Squire Bodley smiled gently to himself, thinking how such a description would be apt to assist the detective. He had penetration enough to discern that there was some animus in the woman's mind stronger than a mere desire to aid the ends of justice; but said nothing about it at the time, feeling a little timid about seeming to interfere in the work of the professional detective.

When Mr. Turner and the squire had both thanked Mrs. Thatcher for her "valuable information," she took her departure, and the two men were left alone to discuss the course to be pursued. Squire Bodley had a very good opinion of Mary Wallace; and if he had had his own way would have directly questioned her about her lover; but against that course the detective strenuously protested. Direct ways are never the chosen methods of the professional fishers of men.

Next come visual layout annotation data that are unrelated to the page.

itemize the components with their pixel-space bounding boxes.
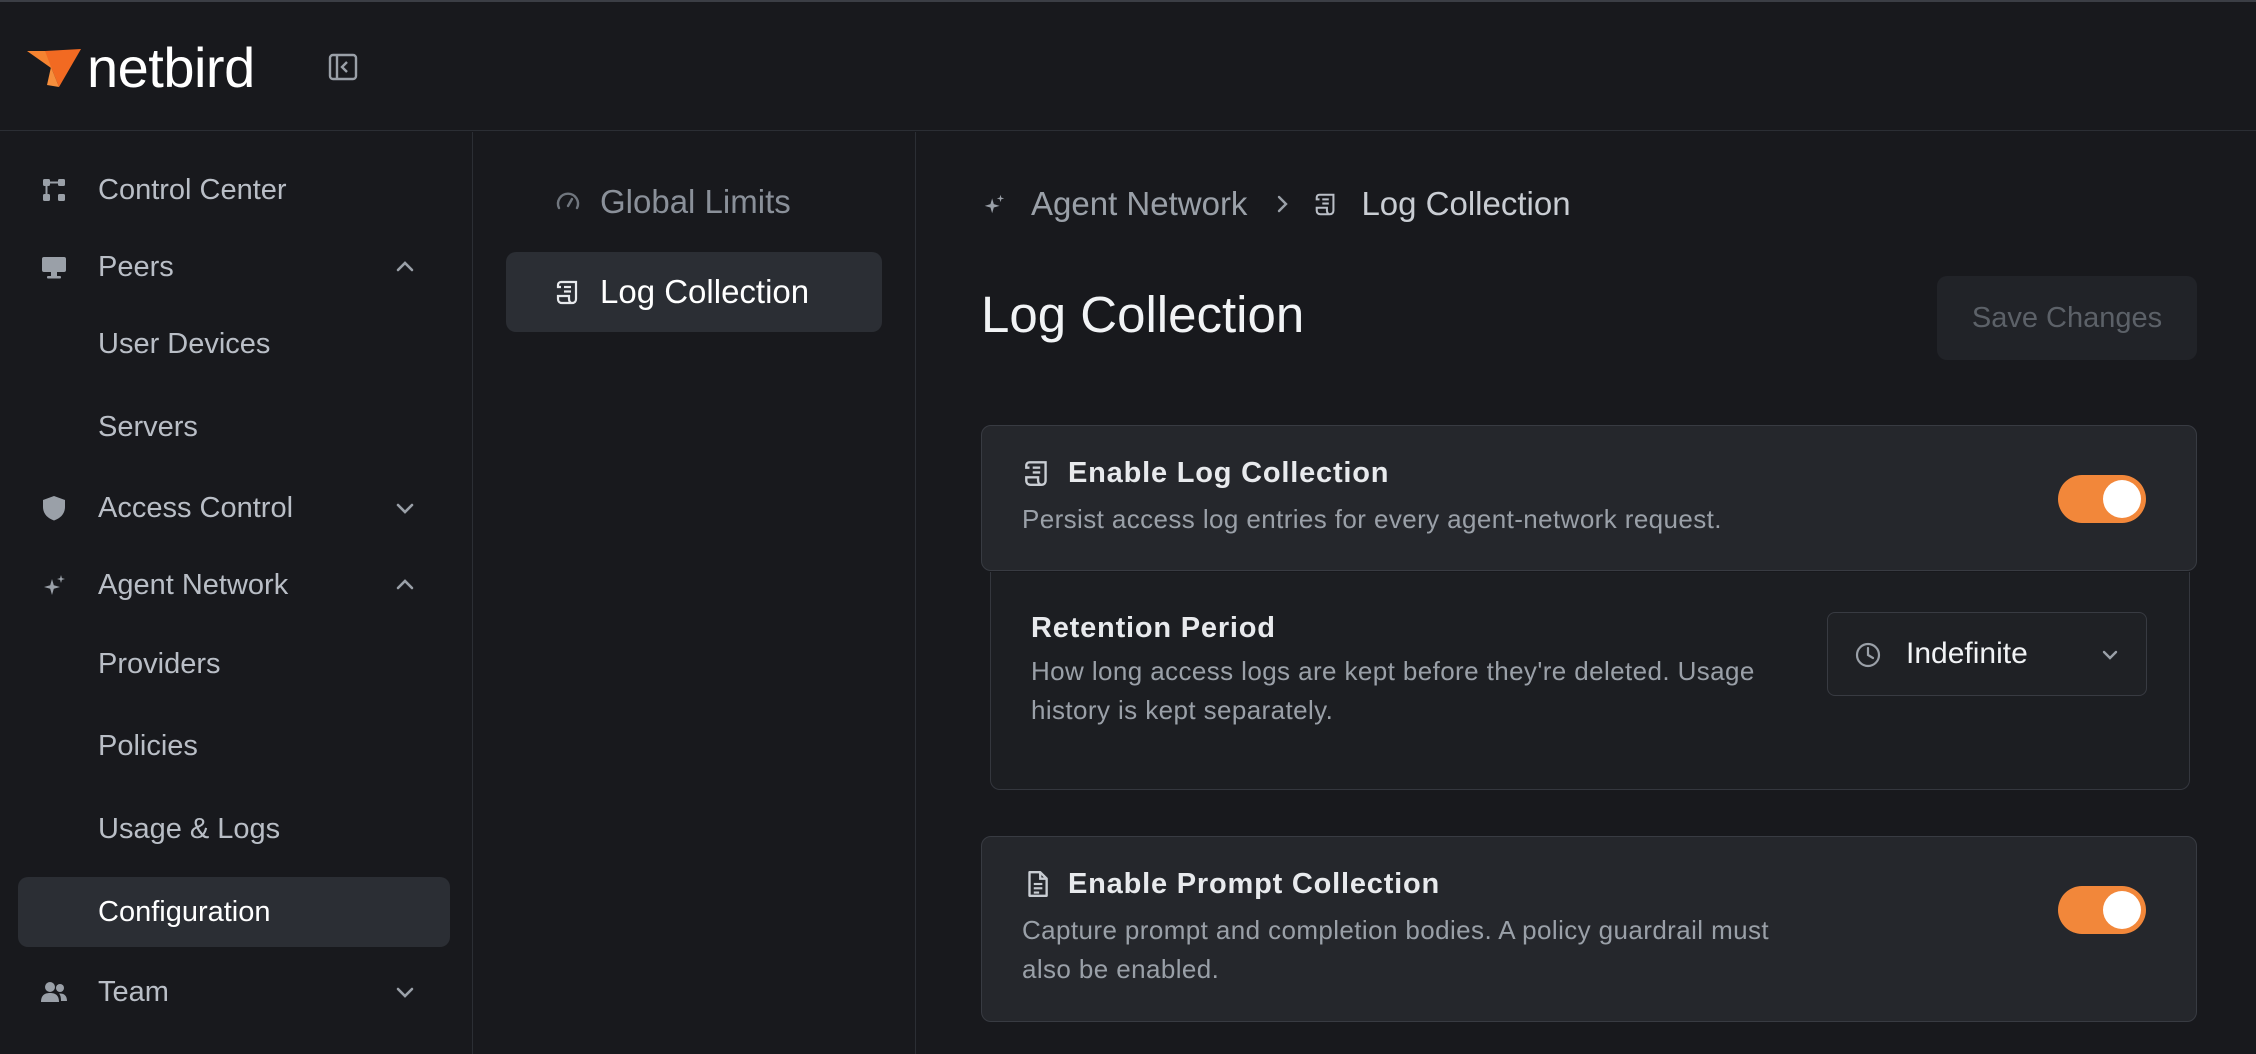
sidebar-item-label: Peers [98,250,174,283]
gauge-icon [556,192,580,210]
sidebar-item-peers[interactable]: Peers [18,232,450,302]
log-collection-description: Persist access log entries for every age… [1022,504,1722,534]
breadcrumb-parent-link[interactable]: Agent Network [1031,185,1247,223]
brand-name: netbird [87,36,255,99]
sidebar: Control Center Peers User Devices Server… [0,132,473,1054]
sparkles-icon [984,194,1005,214]
sidebar-item-usage-logs[interactable]: Usage & Logs [18,794,450,864]
prompt-collection-title: Enable Prompt Collection [1068,868,1441,900]
configuration-subnav: Global Limits Log Collection [474,132,916,1054]
sidebar-item-label: Providers [98,647,221,680]
users-icon [41,982,67,1002]
scroll-icon [1316,193,1335,216]
sidebar-item-configuration[interactable]: Configuration [18,877,450,947]
sidebar-item-label: Control Center [98,173,287,206]
prompt-collection-card: Enable Prompt Collection Capture prompt … [981,836,2197,1022]
sidebar-item-agent-network[interactable]: Agent Network [18,550,450,620]
control-center-icon [43,179,65,201]
subnav-item-log-collection[interactable]: Log Collection [506,252,882,332]
sidebar-item-label: Usage & Logs [98,812,281,845]
subnav-item-label: Log Collection [600,273,810,310]
chevron-down-icon [396,503,414,514]
chevron-up-icon [396,261,414,272]
sidebar-item-label: User Devices [98,327,271,360]
subnav-item-global-limits[interactable]: Global Limits [506,162,882,242]
sidebar-item-label: Agent Network [98,568,289,601]
sidebar-item-label: Access Control [98,491,294,524]
sidebar-item-control-center[interactable]: Control Center [18,155,450,225]
monitor-icon [42,257,66,279]
retention-period-title: Retention Period [1031,612,1276,644]
chevron-up-icon [396,579,414,590]
netbird-bird-icon [27,49,81,87]
page-title: Log Collection [981,286,1305,343]
chevron-right-icon [1278,195,1289,213]
top-header: netbird [0,2,2256,131]
breadcrumb: Agent Network Log Collection [981,184,1571,224]
toggle-knob [2103,480,2141,518]
toggle-knob [2103,891,2141,929]
sparkles-icon [44,575,65,595]
sidebar-collapse-icon[interactable] [326,50,360,84]
document-icon [1028,871,1048,897]
scroll-icon [1025,461,1047,486]
prompt-collection-toggle[interactable] [2058,886,2146,934]
sidebar-item-user-devices[interactable]: User Devices [18,309,450,379]
sidebar-item-label: Configuration [98,895,271,928]
scroll-icon [556,280,578,305]
log-collection-toggle[interactable] [2058,475,2146,523]
retention-period-select[interactable]: Indefinite [1827,612,2147,696]
breadcrumb-current: Log Collection [1361,185,1571,222]
sidebar-item-label: Team [98,975,169,1008]
log-collection-title: Enable Log Collection [1068,457,1390,489]
sidebar-item-servers[interactable]: Servers [18,392,450,462]
sidebar-item-policies[interactable]: Policies [18,711,450,781]
retention-period-panel: Retention Period How long access logs ar… [990,572,2190,790]
shield-icon [43,496,65,521]
clock-icon [1855,642,1881,668]
chevron-down-icon [396,987,414,998]
prompt-collection-description: Capture prompt and completion bodies. A … [1022,915,1770,984]
sidebar-item-access-control[interactable]: Access Control [18,473,450,543]
retention-period-value: Indefinite [1906,637,2028,670]
sidebar-item-label: Policies [98,729,198,762]
main-content: Agent Network Log Collection Log Collect… [917,132,2256,1054]
chevron-down-icon [2102,650,2118,660]
netbird-logo[interactable]: netbird [25,40,255,96]
subnav-item-label: Global Limits [600,183,791,220]
log-collection-card: Enable Log Collection Persist access log… [981,425,2197,571]
sidebar-item-label: Servers [98,410,198,443]
sidebar-item-team[interactable]: Team [18,957,450,1027]
save-changes-button[interactable]: Save Changes [1937,276,2197,360]
retention-period-description: How long access logs are kept before the… [1031,656,1755,725]
sidebar-item-providers[interactable]: Providers [18,629,450,699]
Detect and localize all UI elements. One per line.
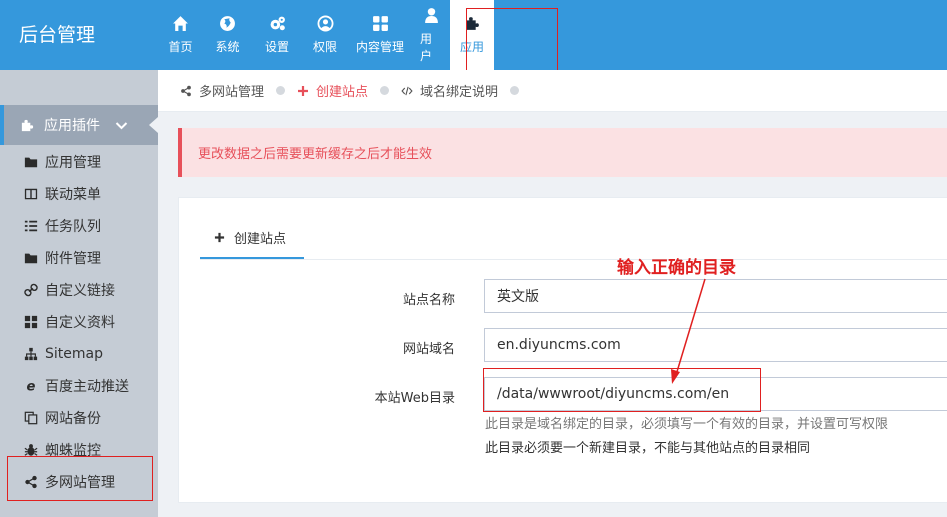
breadcrumb-separator	[380, 86, 390, 95]
sidebar-item-backup[interactable]: 网站备份	[0, 402, 158, 434]
nav-label: 首页	[168, 40, 193, 54]
nav-label: 设置	[264, 40, 289, 54]
sidebar-item-sitemap[interactable]: Sitemap	[0, 338, 158, 370]
annotation-text: 输入正确的目录	[617, 258, 736, 278]
plus-icon	[214, 232, 225, 243]
sidebar-section-label: 应用插件	[44, 118, 100, 134]
sidebar-item-label: 多网站管理	[45, 475, 115, 491]
sidebar-item-app-manage[interactable]: 应用管理	[0, 146, 158, 178]
sidebar-item-label: 网站备份	[45, 411, 101, 427]
tab-divider	[200, 259, 947, 260]
user-icon	[424, 7, 438, 23]
user-circle-icon	[317, 15, 333, 32]
domain-input[interactable]: en.diyuncms.com	[484, 328, 947, 362]
nav-label: 应用	[459, 40, 484, 54]
sidebar: 应用插件 应用管理 联动菜单 任务队列 附件管理 自定义链接 自定义资料 Sit…	[0, 70, 158, 517]
chevron-down-icon	[115, 122, 128, 130]
domain-label: 网站域名	[402, 342, 455, 357]
ie-icon: e	[27, 379, 36, 393]
share-icon	[25, 475, 37, 489]
nav-label: 内容管理	[356, 40, 405, 54]
nav-apps[interactable]: 应用	[450, 0, 494, 70]
breadcrumb-separator	[510, 86, 520, 95]
sidebar-item-baidu-push[interactable]: e 百度主动推送	[0, 370, 158, 402]
sidebar-item-label: 应用管理	[45, 155, 101, 171]
sitemap-icon	[24, 347, 38, 361]
code-icon	[401, 86, 413, 95]
breadcrumb-multisite[interactable]: 多网站管理	[180, 81, 264, 100]
sidebar-item-label: Sitemap	[45, 346, 103, 362]
globe-icon	[220, 16, 235, 31]
nav-label: 权限	[312, 40, 337, 54]
list-icon	[24, 220, 38, 232]
sidebar-section-header[interactable]: 应用插件	[0, 105, 158, 145]
th-icon	[24, 315, 38, 329]
sidebar-item-label: 自定义链接	[45, 283, 115, 299]
nav-permissions[interactable]: 权限	[302, 0, 348, 70]
site-name-input[interactable]: 英文版	[484, 279, 947, 313]
breadcrumb-label: 域名绑定说明	[420, 85, 499, 100]
top-header: 后台管理 首页 系统 设置 权限 内容管理 用户 应用	[0, 0, 947, 70]
puzzle-icon	[21, 119, 34, 131]
sidebar-item-custom-links[interactable]: 自定义链接	[0, 274, 158, 306]
active-notch	[149, 117, 158, 133]
sidebar-item-label: 任务队列	[45, 219, 101, 235]
link-icon	[24, 283, 38, 297]
top-nav: 首页 系统 设置 权限 内容管理 用户 应用	[158, 0, 494, 70]
columns-icon	[24, 188, 38, 200]
nav-settings[interactable]: 设置	[252, 0, 302, 70]
tab-label: 创建站点	[234, 232, 287, 247]
nav-label: 用户	[420, 31, 433, 63]
folder-icon	[24, 253, 38, 264]
brand-title: 后台管理	[19, 24, 96, 46]
webdir-help-text-2: 此目录必须要一个新建目录，不能与其他站点的目录相同	[485, 441, 811, 456]
create-site-panel: 创建站点 站点名称 英文版 网站域名 en.diyuncms.com 本站Web…	[178, 197, 947, 503]
cache-alert: 更改数据之后需要更新缓存之后才能生效	[178, 128, 947, 177]
home-icon	[173, 16, 188, 31]
site-name-label: 站点名称	[402, 293, 455, 308]
webdir-input[interactable]: /data/wwwroot/diyuncms.com/en	[484, 377, 947, 411]
sidebar-item-label: 联动菜单	[45, 187, 101, 203]
breadcrumb-label: 创建站点	[316, 85, 369, 100]
sidebar-item-multisite[interactable]: 多网站管理	[0, 466, 158, 498]
sidebar-item-linkage-menu[interactable]: 联动菜单	[0, 178, 158, 210]
breadcrumb-label: 多网站管理	[199, 85, 265, 100]
breadcrumb-separator	[276, 86, 286, 95]
folder-icon	[24, 157, 38, 168]
sidebar-list: 应用管理 联动菜单 任务队列 附件管理 自定义链接 自定义资料 Sitemap …	[0, 146, 158, 498]
nav-users[interactable]: 用户	[412, 0, 450, 70]
bug-icon	[24, 444, 38, 456]
nav-home[interactable]: 首页	[158, 0, 203, 70]
grid-icon	[372, 16, 388, 31]
webdir-label: 本站Web目录	[374, 391, 455, 406]
nav-content[interactable]: 内容管理	[348, 0, 412, 70]
tab-create-site[interactable]: 创建站点	[200, 218, 304, 260]
breadcrumb: 多网站管理 创建站点 域名绑定说明	[158, 70, 947, 112]
breadcrumb-domain-help[interactable]: 域名绑定说明	[401, 81, 498, 100]
sidebar-item-custom-data[interactable]: 自定义资料	[0, 306, 158, 338]
sidebar-item-label: 附件管理	[45, 251, 101, 267]
copy-icon	[24, 411, 38, 425]
sidebar-item-label: 自定义资料	[45, 315, 115, 331]
nav-system[interactable]: 系统	[203, 0, 252, 70]
sidebar-item-label: 百度主动推送	[45, 379, 129, 395]
gears-icon	[270, 16, 285, 31]
plus-icon	[298, 85, 309, 96]
share-icon	[181, 85, 191, 96]
svg-text:e: e	[27, 379, 36, 393]
puzzle-icon	[465, 17, 479, 30]
sidebar-item-spider-monitor[interactable]: 蜘蛛监控	[0, 434, 158, 466]
nav-label: 系统	[215, 40, 240, 54]
sidebar-item-attachments[interactable]: 附件管理	[0, 242, 158, 274]
sidebar-item-task-queue[interactable]: 任务队列	[0, 210, 158, 242]
breadcrumb-create-site[interactable]: 创建站点	[297, 81, 368, 100]
sidebar-item-label: 蜘蛛监控	[45, 443, 101, 459]
webdir-help-text: 此目录是域名绑定的目录，必须填写一个有效的目录，并设置可写权限	[485, 417, 889, 432]
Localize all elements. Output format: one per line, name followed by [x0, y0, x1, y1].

"By no means," said he. "Let the girl know that her lover is suspected and she will be sure to get word to him somehow and he'll be off. Not a word about it to anybody. Leave me to work it out my own way, and my name isn't Richard Turner if I don't soon lay my hand on the shoulder of Dorman Hackett."

XIV.

A JOLLY, JOLLY SHIPMATE.

"The Whaler's Haven" was in those days a place of no small pretensions and of no mean fame among the sailormen of New London, which was then quite an important shipping town, especially for the whaling interest.